EX-10.5 4 exhibit105-q12020.htm EXHIBIT 10.5 Exhibit


EXHIBIT 10.5

Summary of Terms of the Annual Restricted Stock Unit Grants made and to be made to the Non-Associate Directors of Abercrombie & Fitch Co. under the Abercrombie & Fitch Co. 2016 Long-Term Incentive Plan for Directors in Fiscal 2020

Non-Associate Directors

For the fiscal year ending January 30, 2021 (“Fiscal 2020”), members of the Board of Directors (the “Board”) of Abercrombie & Fitch Co. (the “Company”) who are not employees, or as referred to by the Company, “associates”, of the Company or of a subsidiary of the Company (“non-associate directors”) are eligible to receive an annual grant of restricted stock units (“RSUs”) as part of their compensation. Each RSU represents the right to receive one share of Class A Common Stock, $0.01 par value, of the Company (the “Common Stock”), upon vesting. The market value of the shares of Common Stock underlying the RSUs on the grant date is to be $150,000 (the “Non-Associate Director RSU Retainer”).

The annual Non-Associate Director RSU Retainer has been and will continue to be subject to the following provisions:

RSUs are to be granted annually on the date of the annual meeting of stockholders of the Company (if the non-associate directors continue to serve after the annual meeting of stockholders) pursuant to the Abercrombie & Fitch Co. 2016 Long-Term Incentive Plan for Directors (or any successor plan approved by the Company’s stockholders); and

RSUs will vest on the earlier of (i) the first anniversary of the grant date or (ii) the date of the next regularly scheduled annual meeting of stockholders of the Company after the grant date, subject to earlier vesting in the event of a non-associate director’s death or total disability or upon termination of service in connection with a change of control of the Company.
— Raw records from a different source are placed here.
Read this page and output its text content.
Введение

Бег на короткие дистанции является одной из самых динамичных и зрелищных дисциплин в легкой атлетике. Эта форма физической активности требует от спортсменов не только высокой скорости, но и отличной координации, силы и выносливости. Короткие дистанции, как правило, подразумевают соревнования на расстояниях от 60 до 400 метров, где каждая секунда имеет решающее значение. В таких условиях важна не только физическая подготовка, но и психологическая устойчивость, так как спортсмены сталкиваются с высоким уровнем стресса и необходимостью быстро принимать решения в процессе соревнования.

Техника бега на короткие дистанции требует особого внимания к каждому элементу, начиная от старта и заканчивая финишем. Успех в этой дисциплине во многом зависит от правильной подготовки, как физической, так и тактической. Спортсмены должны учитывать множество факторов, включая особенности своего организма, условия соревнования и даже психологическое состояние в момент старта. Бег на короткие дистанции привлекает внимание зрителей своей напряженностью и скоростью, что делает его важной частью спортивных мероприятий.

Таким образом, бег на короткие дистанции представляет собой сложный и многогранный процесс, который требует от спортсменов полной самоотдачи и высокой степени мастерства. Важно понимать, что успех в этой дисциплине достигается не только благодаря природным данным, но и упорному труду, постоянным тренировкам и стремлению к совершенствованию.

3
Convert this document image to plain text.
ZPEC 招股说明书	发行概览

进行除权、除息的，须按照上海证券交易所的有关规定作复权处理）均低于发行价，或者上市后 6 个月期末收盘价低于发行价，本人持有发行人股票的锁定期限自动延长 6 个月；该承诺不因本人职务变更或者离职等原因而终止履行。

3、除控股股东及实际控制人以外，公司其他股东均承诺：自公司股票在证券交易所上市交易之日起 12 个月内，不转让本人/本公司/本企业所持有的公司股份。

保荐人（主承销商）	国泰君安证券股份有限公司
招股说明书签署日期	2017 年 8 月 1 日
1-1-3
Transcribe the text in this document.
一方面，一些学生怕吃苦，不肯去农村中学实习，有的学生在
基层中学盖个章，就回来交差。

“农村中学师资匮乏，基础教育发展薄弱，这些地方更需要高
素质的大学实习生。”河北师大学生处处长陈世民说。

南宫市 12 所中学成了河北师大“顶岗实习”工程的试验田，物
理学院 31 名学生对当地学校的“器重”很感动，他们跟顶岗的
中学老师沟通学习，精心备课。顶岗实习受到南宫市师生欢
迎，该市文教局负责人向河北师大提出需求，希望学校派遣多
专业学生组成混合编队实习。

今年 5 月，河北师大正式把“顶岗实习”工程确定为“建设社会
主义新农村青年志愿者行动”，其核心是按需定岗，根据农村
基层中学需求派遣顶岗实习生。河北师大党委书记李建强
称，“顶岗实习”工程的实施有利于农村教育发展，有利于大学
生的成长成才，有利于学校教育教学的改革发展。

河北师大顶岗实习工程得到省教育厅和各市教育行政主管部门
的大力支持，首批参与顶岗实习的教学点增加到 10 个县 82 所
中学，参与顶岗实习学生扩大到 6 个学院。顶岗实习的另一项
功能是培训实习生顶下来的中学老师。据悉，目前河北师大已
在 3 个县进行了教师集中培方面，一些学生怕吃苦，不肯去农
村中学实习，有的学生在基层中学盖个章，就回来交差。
Non-Executive Chairman of the Board

Effective February 3, 2018, the Board elected Terry L. Burman to serve as Non-Executive Chairman of the Board of the Company. In his capacity as Non-Executive Chairman of the Board of the Company, Mr. Burman is to receive the following equity compensation for Fiscal 2020:

an additional annual grant of RSUs, with the market value of the shares of Common Stock underlying this annual grant being equal to $100,000 on the grant date (the “Non-Executive Chairman RSU Retainer”), to be granted on the date of the annual meeting of stockholders of the Company (if Mr. Burman continues to serve after the annual meeting of stockholders) pursuant to the Abercrombie & Fitch Co. 2016 Long-Term Incentive Plan for Directors (or any successor plan approved by the Company’s stockholders), and which will vest on the earlier of (i) the first anniversary of the grant date or (ii) the date of the next regularly scheduled annual meeting of stockholders of the Company after the grant date; in each case, subject to earlier vesting in the event of Mr. Burman’s death or total disability or upon a change of control of the Company; and

if Mr. Burman’s service as Non-Executive Chairman of the Board of the Company ends for any reason other than his death or total disability, a pro-rata portion of unvested RSUs subject to the Non-Executive Chairman RSU Retainer will vest to reflect the portion of the period that has elapsed between the grant date and the date on which his service as Non-Executive Chairman of the Board of the Company ends.